NYT: Lather, Rinse, Repeat

The New York Times really, really wants you to behave yourself environmentally on your travels this summer. In March the paper published “How to Have a Green Vacation.” Come May (for those who may not have been paying sufficient attention in March) the Times published “Greening Your Summer Vacation.”

Here’s how the March article began: “With the United Nations designating 2017 as the International Year of Sustainable Tourism for Development, there has never been a better time . . .”

Here’s how the May article began: “The United Nations has proclaimed 2017 the International Year of Sustainable Tourism for Development with a goal of promoting . . .”

Not that everything in each of the articles was the same. In March the “director of sustainability for the luxury travel network Virtuoso” chirped, “Being greener on vacation doesn’t take a lot of effort . . .” Come May, “the executive director of the Center for Responsible Travel” warned, “The problem with doing responsible travel trips is that it does take a little bit of work.”

What kind of work? In March the Times was recommending you search out places such as the Three Camel Lodge in Mongolia, “which composts its kitchen waste for use in a solar greenhouse producing fresh ingredients for the restaurant.” In May the Times recommended you search out places such as Lapa Rios in Costa Rica, where “pigs are fed restaurant scraps and produce the biogas that fuels some of the cooking stoves.”

In March the Times urged its readers to “Say ‘No’ to Plastic Water Bottles.” In May the Times pointed readers to remote resorts that ban “plastic bottles and drinking straws.”

In March the Times said to enjoy “meals that emphasize local ingredients.” In May the Times said to patronize tour companies “staffed by locals.” So, if The Scrapbook has this right, one should avoid eating at a Bangladeshi-staffed Kentucky Fried Chicken in Dubai—we think we can manage that.

But how do you manage to get to some plastic-free, jungle yurt where pig flatulence fuels the kitchen stoves without first assaulting the environment by getting on an airplane, with all the carbon-burning that entails? In March, the Times said, if you have to fly, “pick nonstop flights” and be sure to “use a reputable carbon offset provider.” In May, the Times quoted an expert that one should “try to travel on nonstops” and then be sure to buy carbon offsets.

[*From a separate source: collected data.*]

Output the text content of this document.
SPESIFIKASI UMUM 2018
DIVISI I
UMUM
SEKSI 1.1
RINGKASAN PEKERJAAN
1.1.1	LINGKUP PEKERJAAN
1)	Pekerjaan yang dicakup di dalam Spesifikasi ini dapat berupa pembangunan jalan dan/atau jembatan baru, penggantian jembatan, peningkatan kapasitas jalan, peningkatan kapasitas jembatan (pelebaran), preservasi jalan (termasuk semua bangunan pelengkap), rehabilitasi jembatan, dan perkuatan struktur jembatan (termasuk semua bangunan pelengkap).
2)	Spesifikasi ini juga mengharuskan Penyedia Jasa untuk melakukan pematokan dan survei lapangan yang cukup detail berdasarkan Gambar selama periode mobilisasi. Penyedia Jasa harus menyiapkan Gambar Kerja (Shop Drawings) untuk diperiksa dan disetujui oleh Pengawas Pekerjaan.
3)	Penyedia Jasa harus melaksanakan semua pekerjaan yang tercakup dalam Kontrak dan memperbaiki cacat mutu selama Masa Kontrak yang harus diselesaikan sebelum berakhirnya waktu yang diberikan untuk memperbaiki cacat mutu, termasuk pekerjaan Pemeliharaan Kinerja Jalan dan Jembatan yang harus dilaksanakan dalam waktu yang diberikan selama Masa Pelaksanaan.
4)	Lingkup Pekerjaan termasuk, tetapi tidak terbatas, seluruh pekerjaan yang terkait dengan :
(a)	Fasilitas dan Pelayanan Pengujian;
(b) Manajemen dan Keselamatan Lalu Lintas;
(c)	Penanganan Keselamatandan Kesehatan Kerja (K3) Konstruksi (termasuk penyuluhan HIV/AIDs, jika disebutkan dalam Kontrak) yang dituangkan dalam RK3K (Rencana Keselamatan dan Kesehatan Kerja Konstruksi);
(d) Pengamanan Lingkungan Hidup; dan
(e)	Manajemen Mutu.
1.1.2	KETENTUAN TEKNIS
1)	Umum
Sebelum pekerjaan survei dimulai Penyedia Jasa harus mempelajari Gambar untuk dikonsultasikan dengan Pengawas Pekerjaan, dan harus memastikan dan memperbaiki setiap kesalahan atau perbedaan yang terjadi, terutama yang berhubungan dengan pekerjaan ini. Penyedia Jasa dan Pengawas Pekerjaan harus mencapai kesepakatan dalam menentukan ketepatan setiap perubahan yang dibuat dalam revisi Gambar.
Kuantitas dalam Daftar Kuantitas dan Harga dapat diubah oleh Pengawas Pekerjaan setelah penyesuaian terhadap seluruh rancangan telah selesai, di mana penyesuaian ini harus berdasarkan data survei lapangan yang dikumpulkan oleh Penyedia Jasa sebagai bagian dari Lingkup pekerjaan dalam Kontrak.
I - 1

If environmentalism is a sort of religion, as has often been suggested, then it strikes us that carbon offsets are a kind of indulgence—a way for the rich to buy off the guilt of their sins. But we expect that when the next article on green travel appears in the New York Times, the suggestion that one buy a carbon offset will be made again. After all, when it comes to reporting on the environment, the Times sure does know how to recycle.